Is the current round of drilling at the Kalahari Suture Zone likely to be the most significant ever undertaken by Kavango Resources PLC (LSE:KAV, OTC:KVGOF)? Certainly it’s deep, with the initial target not likely to be encountered until depths of 520 metres or so.
How thick the target zone will actual turn out to be remains an open question, but at this stage the drilling is slated to go to at least 650 metres. That should give Kavango plenty of room to play with if the conductor that’s showing up on all of the company’s scientific surveys actually turns out to be mineralised in this hole. How much of a win that would be for Kavango can’t be understated.

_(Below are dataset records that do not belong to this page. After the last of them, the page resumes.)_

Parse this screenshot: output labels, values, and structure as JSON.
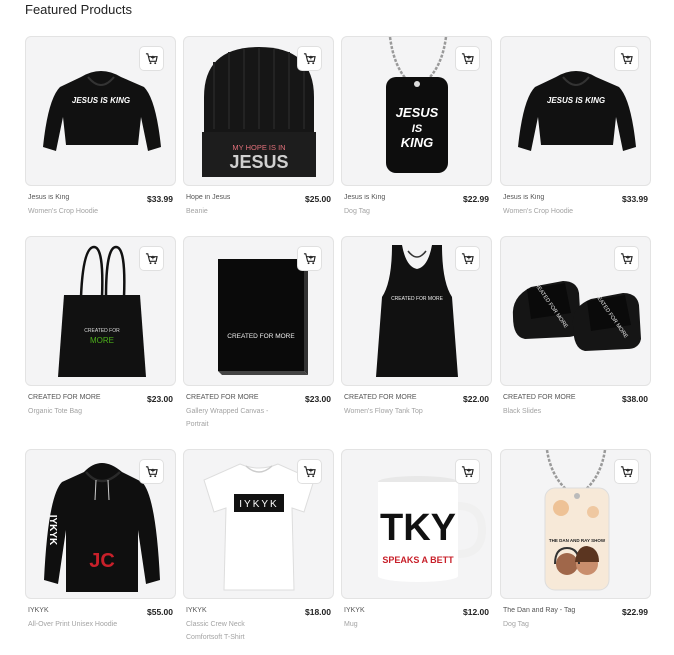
{
  "section": {
    "title": "Featured Products"
  },
  "products": [
    {
      "name": "Jesus is King",
      "type": "Women's Crop Hoodie",
      "price": "$33.99",
      "art_text": "JESUS IS KING"
    },
    {
      "name": "Hope in Jesus",
      "type": "Beanie",
      "price": "$25.00",
      "art_text_1": "MY HOPE IS IN",
      "art_text_2": "JESUS"
    },
    {
      "name": "Jesus is King",
      "type": "Dog Tag",
      "price": "$22.99",
      "art_text_1": "JESUS",
      "art_text_2": "IS",
      "art_text_3": "KING"
    },
    {
      "name": "Jesus is King",
      "type": "Women's Crop Hoodie",
      "price": "$33.99",
      "art_text": "JESUS IS KING"
    },
    {
      "name": "CREATED FOR MORE",
      "type": "Organic Tote Bag",
      "price": "$23.00",
      "art_text_1": "CREATED FOR",
      "art_text_2": "MORE"
    },
    {
      "name": "CREATED FOR MORE",
      "type": "Gallery Wrapped Canvas - Portrait",
      "price": "$23.00",
      "art_text": "CREATED FOR MORE"
    },
    {
      "name": "CREATED FOR MORE",
      "type": "Women's Flowy Tank Top",
      "price": "$22.00",
      "art_text": "CREATED FOR MORE"
    },
    {
      "name": "CREATED FOR MORE",
      "type": "Black Slides",
      "price": "$38.00",
      "art_text": "CREATED FOR MORE"
    },
    {
      "name": "IYKYK",
      "type": "All-Over Print Unisex Hoodie",
      "price": "$55.00",
      "art_text": "JC",
      "art_text_2": "IYKYK"
    },
    {
      "name": "IYKYK",
      "type": "Classic Crew Neck Comfortsoft T-Shirt",
      "price": "$18.00",
      "art_text": "IYKYK"
    },
    {
      "name": "IYKYK",
      "type": "Mug",
      "price": "$12.00",
      "art_text_1": "TKY",
      "art_text_2": "SPEAKS A BETT"
    },
    {
      "name": "The Dan and Ray - Tag",
      "type": "Dog Tag",
      "price": "$22.99",
      "art_text": "THE DAN AND RAY SHOW"
    }
  ],
  "icons": {
    "cart": "add-to-cart-icon"
  },
  "colors": {
    "card_bg": "#f4f4f5",
    "card_border": "#e3e3e3",
    "price": "#222222",
    "muted": "#a3a3a3",
    "accent_green": "#4caf1a",
    "accent_red": "#c8202a"
  }
}
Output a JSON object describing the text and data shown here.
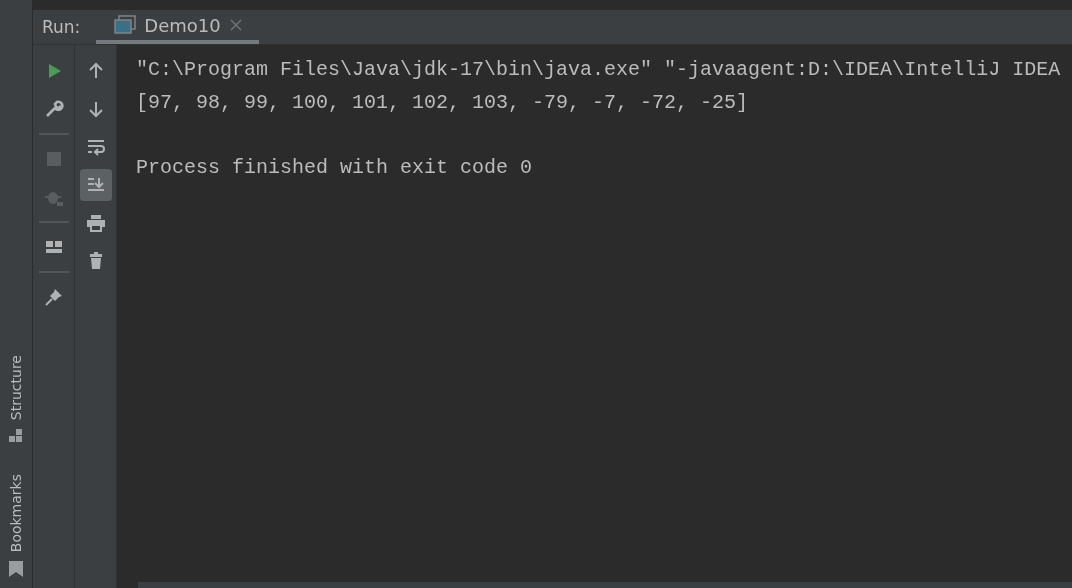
{
  "side_tabs": [
    {
      "label": "Structure",
      "kind": "structure"
    },
    {
      "label": "Bookmarks",
      "kind": "bookmarks"
    }
  ],
  "run_panel": {
    "label": "Run:",
    "tab": {
      "title": "Demo10",
      "selected": true
    }
  },
  "toolbar_primary": [
    {
      "kind": "run",
      "disabled": false
    },
    {
      "kind": "wrench",
      "disabled": false
    },
    {
      "kind": "stop",
      "disabled": true
    },
    {
      "kind": "debug",
      "disabled": true
    },
    {
      "kind": "layout",
      "disabled": false
    },
    {
      "kind": "pin",
      "disabled": false
    }
  ],
  "toolbar_secondary": [
    {
      "kind": "up",
      "on": false
    },
    {
      "kind": "down",
      "on": false
    },
    {
      "kind": "wrap",
      "on": false
    },
    {
      "kind": "scroll",
      "on": true
    },
    {
      "kind": "print",
      "on": false
    },
    {
      "kind": "trash",
      "on": false
    }
  ],
  "console": {
    "lines": [
      "\"C:\\Program Files\\Java\\jdk-17\\bin\\java.exe\" \"-javaagent:D:\\IDEA\\IntelliJ IDEA",
      "[97, 98, 99, 100, 101, 102, 103, -79, -7, -72, -25]"
    ],
    "exit_message": "Process finished with exit code 0"
  }
}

So is it significant? Yes.
It might go a long way towards proving the long-held belief that the Kalahari Suture Zone project hosts a mineralised structure akin to the giant and hugely rich Norilsk structure in Russia. Norilsk is famous for nickel, platinum, palladium and copper. Any of those metals would be welcome here, but nickel or copper would probably be favourite. Will it be a sulphide zone? – that’s the tantalising prospect. Time-domain electromagnetic surveys recorded unusually high readings of 8,200 Seimens from the conductor that the drillbit is now seeking out, so there are certainly grounds for optimism.
But for all the work that’s already been done – and the knowledge base stretches back more than thirty years on the Kalahari Suture Zone – there’s still a great deal that we don’t know.
Is the Norilsk model really the right one?
Or could it be that some other types of immense mineralising forces were at work all those millions of years ago beneath the Kalahari sands in Botswana. Kavango is now using the services of consulting geologist Jeremy Brett, a man who’s been writing papers on the Kalahari Suture Zone since the early 2000s, and now that he’s got all the newly generated data available to combine with his decades of experience, it’s possible that new models may emerge.
And that’s why the current drilling may turn out to be the most significant ever for Kavango – it either goes towards confirming the Norilsk-style hypothesis, or it goes towards the development of a new hypothesis, or it goes towards the development of some form of combination of old and new. Whisper it softly in the corridor’s of Kavango’s offices in Farnborough, but might there be an iron oxide copper gold deposit lying beneath the currently targeted zone. The way the model is currently working, there are some grounds for such a speculation.
On the other hand the implications are so huge it’s almost inconceivable, so breathless Kavango investors will just have to take things one step at a time. The current round of drilling got underway toward the end of November, with the geospeak referring to current target as lying in a ‘Karoo-aged system’ and the hypothetical deeper target in a ‘Proterozoic system.’
It may be a good while yet before we know how it all hangs together. But what is certain is that it won’t be too long now before hard rock drilled out of the ground by Kavango gets cut and shipped off to laboratories for detailed assay.
What those assays show will be the ultimate arbiter of how significant the current drilling really is. But if that core shows what the company is hoping it will show, then hold on to your hats.